I’ve been away from the blog for some weeks, in part because I’ve been cleaning out my father’s house and preparing it for market. A rite of passage for adult children, of course, but made much easier for me by working alongside my incredible brother, John. (My sister had made an earlier trip that helped us make progress, too). Together, we spent weeks shifting and sorting, cleaning and clearing. And remembering the good years our family had had in that house. It meant a great deal to share that labor with John and my father.
To get there, I drove by myself from Michigan to New Mexico–and back again. I had a few adventures on the way (which I’ll save for another post), but there is nothing like driving alone for 3600 miles to cultivate attentiveness. There are clear dangers, of course, to zoning out, but to really notice what is passing by takes intentionality. To find it beautiful or full of blessing even more. It put me in mind of this Wendell Berry poem–a perfect reminder for summer, wherever we are, to help understand what little can be preserved. Vacations and houses and lives need being in them.

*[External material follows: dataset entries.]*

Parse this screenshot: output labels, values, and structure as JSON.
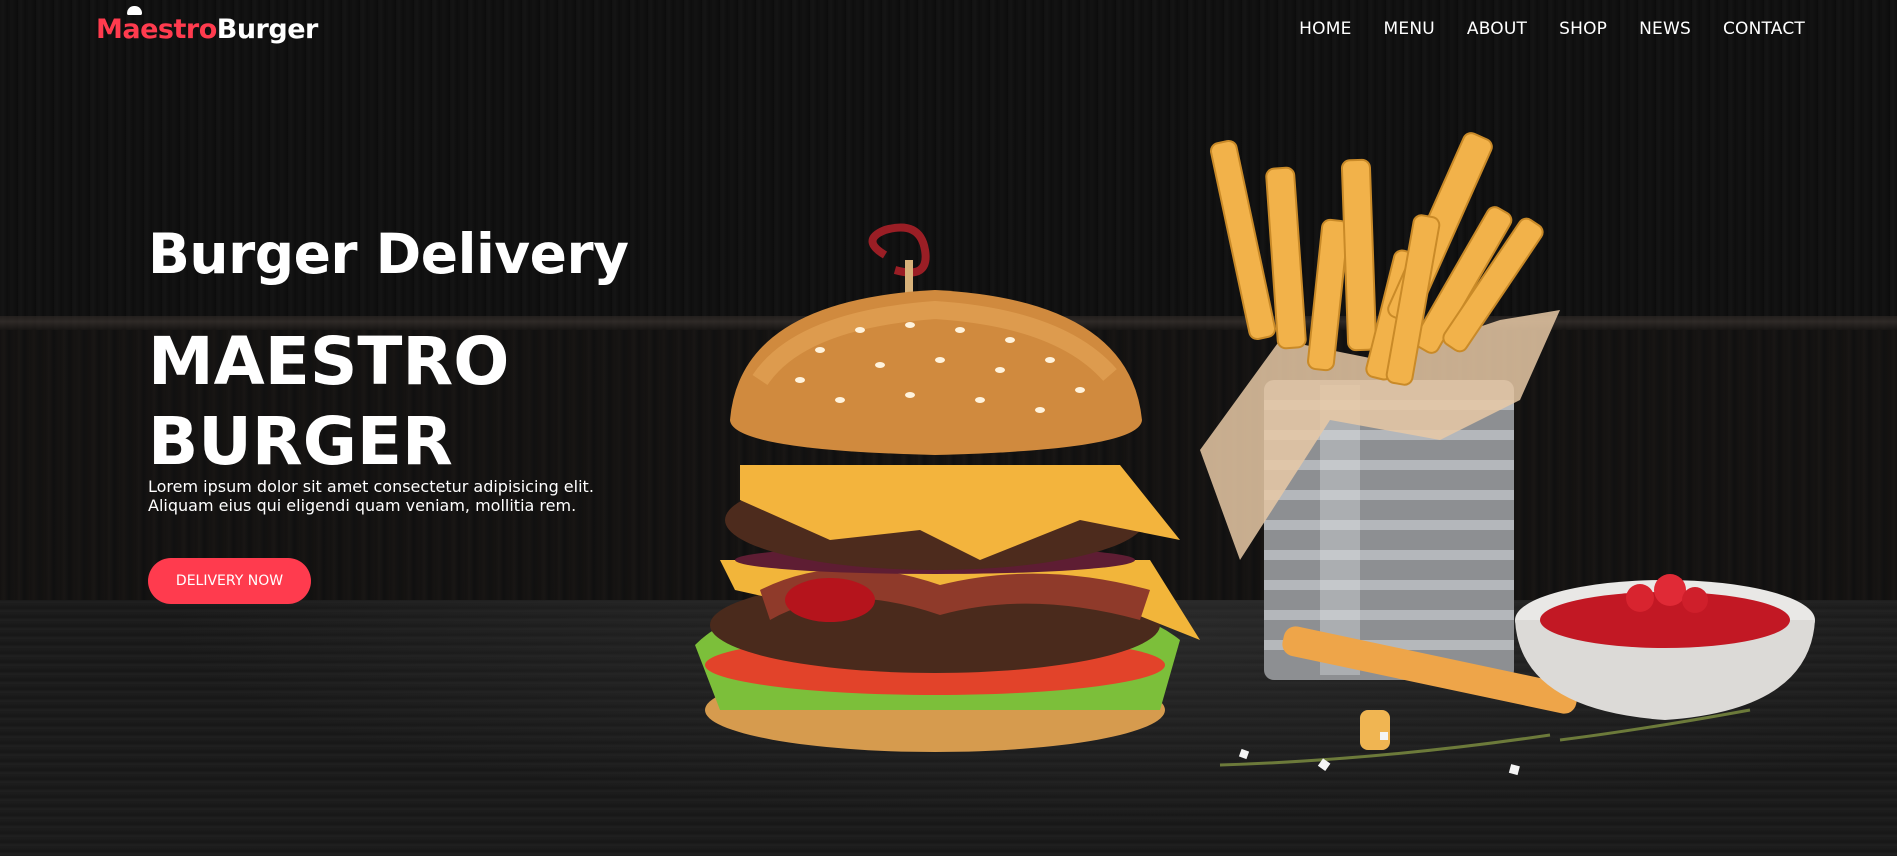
{
  "brand": {
    "name_part1": "Maestro",
    "name_part2": "Burger"
  },
  "nav": {
    "items": [
      "HOME",
      "MENU",
      "ABOUT",
      "SHOP",
      "NEWS",
      "CONTACT"
    ]
  },
  "hero": {
    "subtitle": "Burger Delivery",
    "headline_line1": "MAESTRO",
    "headline_line2": "BURGER",
    "description_line1": "Lorem ipsum dolor sit amet consectetur adipisicing elit.",
    "description_line2": "Aliquam eius qui eligendi quam veniam, mollitia rem.",
    "cta_label": "DELIVERY NOW"
  },
  "colors": {
    "accent": "#ff3b4e",
    "text": "#ffffff",
    "background": "#111111"
  }
}
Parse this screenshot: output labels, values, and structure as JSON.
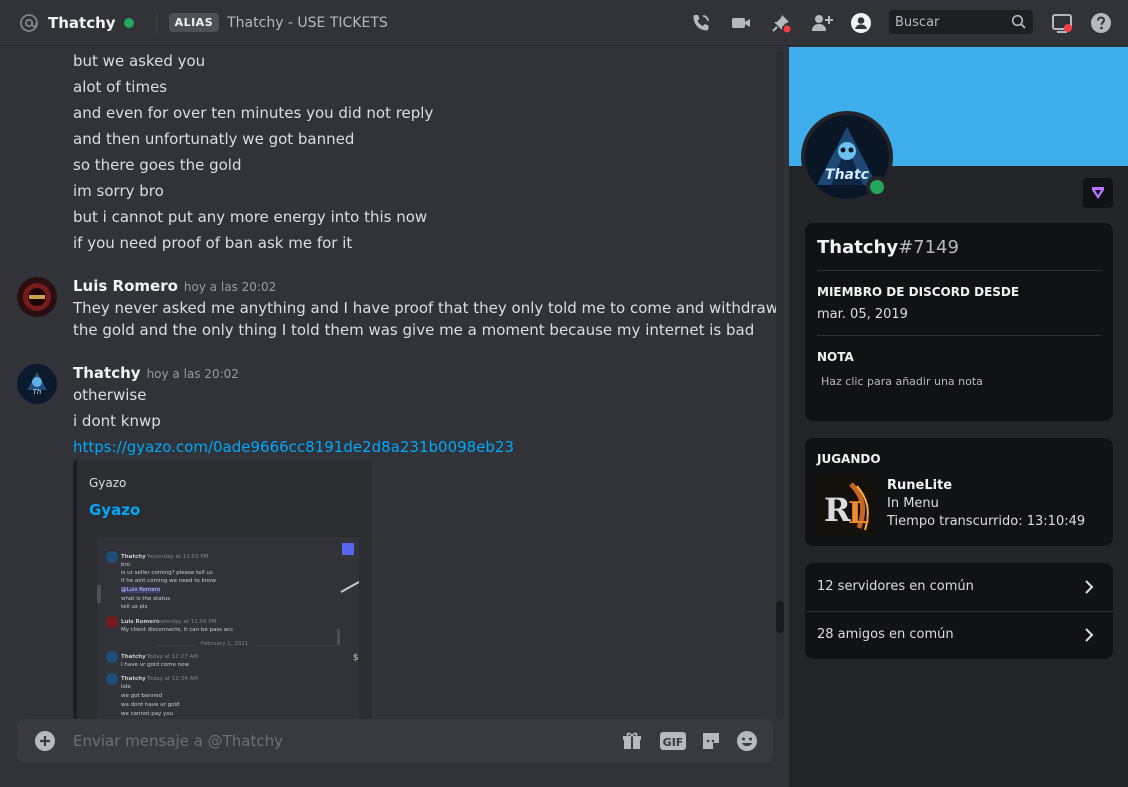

The Vacation By Wendell Berry Once there was a man who filmed his vacation. He went flying down the river in his boat with his video camera to his eye, making a moving picture of the moving river upon which his sleek boat moved swiftly toward the end of his vacation. He showed his vacation to his camera, which pictured it, preserving it forever: the river, the trees, the sky, the light, the bow of his rushing boat behind which he stood with his camera preserving his vacation even as he was having it so that after he had had it he would still have it. It would be there. With a flick of a switch, there it would be. But he would not be in it. He would never be in it.